Yes, there may have been some things you did or did not do while pregnant that could, possibly, have made it a bit more or less likely a brain ‘butterfly flap’ might occur: eat well, sleep well, don’t drink alcohol, etc.
But, before those of you who had a drink or a poor night’s sleep or ate some junk food judge yourselves too harshly, let me ask: did you live on planet earth while you were pregnant? Then you, and your developing child and your child’s brain and nervous system were exposed to naturally occurring background radiation. Radiation changes DNA and thus brain development.

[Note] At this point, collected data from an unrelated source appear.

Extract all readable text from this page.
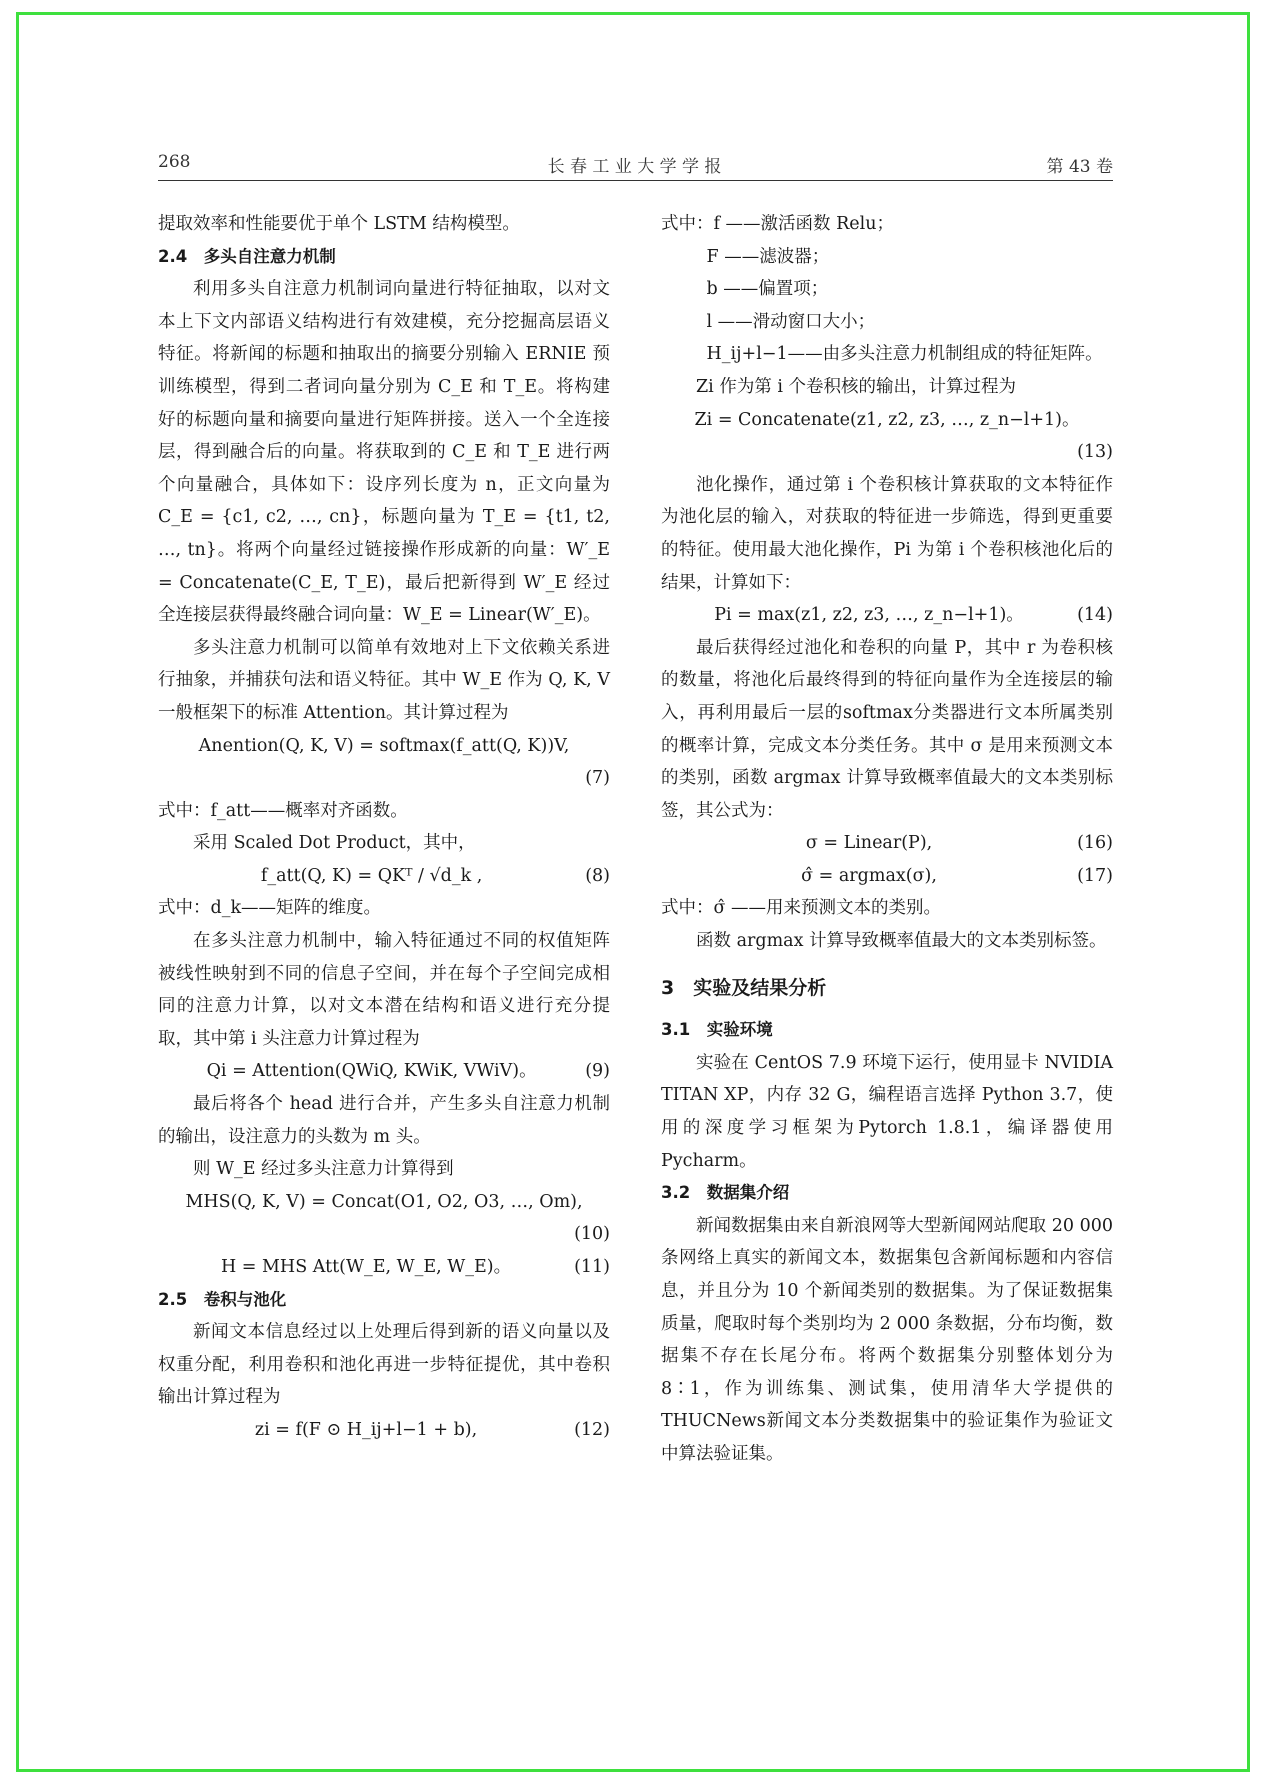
268	长 春 工 业 大 学 学 报	第 43 卷

提取效率和性能要优于单个 LSTM 结构模型。

2.4　多头自注意力机制

利用多头自注意力机制词向量进行特征抽取，以对文本上下文内部语义结构进行有效建模，充分挖掘高层语义特征。将新闻的标题和抽取出的摘要分别输入 ERNIE 预训练模型，得到二者词向量分别为 C_E 和 T_E。将构建好的标题向量和摘要向量进行矩阵拼接。送入一个全连接层，得到融合后的向量。将获取到的 C_E 和 T_E 进行两个向量融合，具体如下：设序列长度为 n，正文向量为 C_E = {c1, c2, …, cn}，标题向量为 T_E = {t1, t2, …, tn}。将两个向量经过链接操作形成新的向量：W′_E = Concatenate(C_E, T_E)，最后把新得到 W′_E 经过全连接层获得最终融合词向量：W_E = Linear(W′_E)。

多头注意力机制可以简单有效地对上下文依赖关系进行抽象，并捕获句法和语义特征。其中 W_E 作为 Q, K, V 一般框架下的标准 Attention。其计算过程为

Anention(Q, K, V) = softmax(f_att(Q, K))V,
(7)

式中：f_att——概率对齐函数。

采用 Scaled Dot Product，其中，

f_att(Q, K) = QKᵀ / √d_k ,	(8)

式中：d_k——矩阵的维度。

在多头注意力机制中，输入特征通过不同的权值矩阵被线性映射到不同的信息子空间，并在每个子空间完成相同的注意力计算，以对文本潜在结构和语义进行充分提取，其中第 i 头注意力计算过程为

Qi = Attention(QWiQ, KWiK, VWiV)。	(9)

最后将各个 head 进行合并，产生多头自注意力机制的输出，设注意力的头数为 m 头。

则 W_E 经过多头注意力计算得到

MHS(Q, K, V) = Concat(O1, O2, O3, …, Om),
(10)
H = MHS Att(W_E, W_E, W_E)。	(11)

2.5　卷积与池化

新闻文本信息经过以上处理后得到新的语义向量以及权重分配，利用卷积和池化再进一步特征提优，其中卷积输出计算过程为

zi = f(F ⊙ H_ij+l−1 + b),	(12)

式中：f ——激活函数 Relu；

F ——滤波器；

b ——偏置项；

l ——滑动窗口大小；

H_ij+l−1——由多头注意力机制组成的特征矩阵。

Zi 作为第 i 个卷积核的输出，计算过程为

Zi = Concatenate(z1, z2, z3, …, z_n−l+1)。
(13)

池化操作，通过第 i 个卷积核计算获取的文本特征作为池化层的输入，对获取的特征进一步筛选，得到更重要的特征。使用最大池化操作，Pi 为第 i 个卷积核池化后的结果，计算如下：

Pi = max(z1, z2, z3, …, z_n−l+1)。	(14)

最后获得经过池化和卷积的向量 P，其中 r 为卷积核的数量，将池化后最终得到的特征向量作为全连接层的输入，再利用最后一层的softmax分类器进行文本所属类别的概率计算，完成文本分类任务。其中 σ 是用来预测文本的类别，函数 argmax 计算导致概率值最大的文本类别标签，其公式为：

σ = Linear(P),	(16)
σ̂ = argmax(σ),	(17)

式中：σ̂ ——用来预测文本的类别。

函数 argmax 计算导致概率值最大的文本类别标签。

3　实验及结果分析

3.1　实验环境

实验在 CentOS 7.9 环境下运行，使用显卡 NVIDIA TITAN XP，内存 32 G，编程语言选择 Python 3.7，使用的深度学习框架为Pytorch 1.8.1，编译器使用 Pycharm。

3.2　数据集介绍

新闻数据集由来自新浪网等大型新闻网站爬取 20 000 条网络上真实的新闻文本，数据集包含新闻标题和内容信息，并且分为 10 个新闻类别的数据集。为了保证数据集质量，爬取时每个类别均为 2 000 条数据，分布均衡，数据集不存在长尾分布。将两个数据集分别整体划分为8∶1，作为训练集、测试集，使用清华大学提供的THUCNews新闻文本分类数据集中的验证集作为验证文中算法验证集。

Did you drink water? Did you breathe? There were very small amounts of toxic metals (lead, arsenic, mercury, etc.), either naturally occurring or industrial byproducts, in every sip and breath. Heavy metals change developing brains.
Did you have, or did your immune system fight-off, a viral infection? We are all exposed to viruses every day and research suggests everyone is infected (usually with sub-clinical or very minor symptoms) about two times a month. Viruses and immune system responses change developing brains as well.
Developing brains are complex systems easily altered by a wide range of genetic and/or environmental factors, many of which you could not have been aware of, prevented or controlled. Understanding this can help you blame yourself and your child less and accept and love your child — as they are — and yourself, more.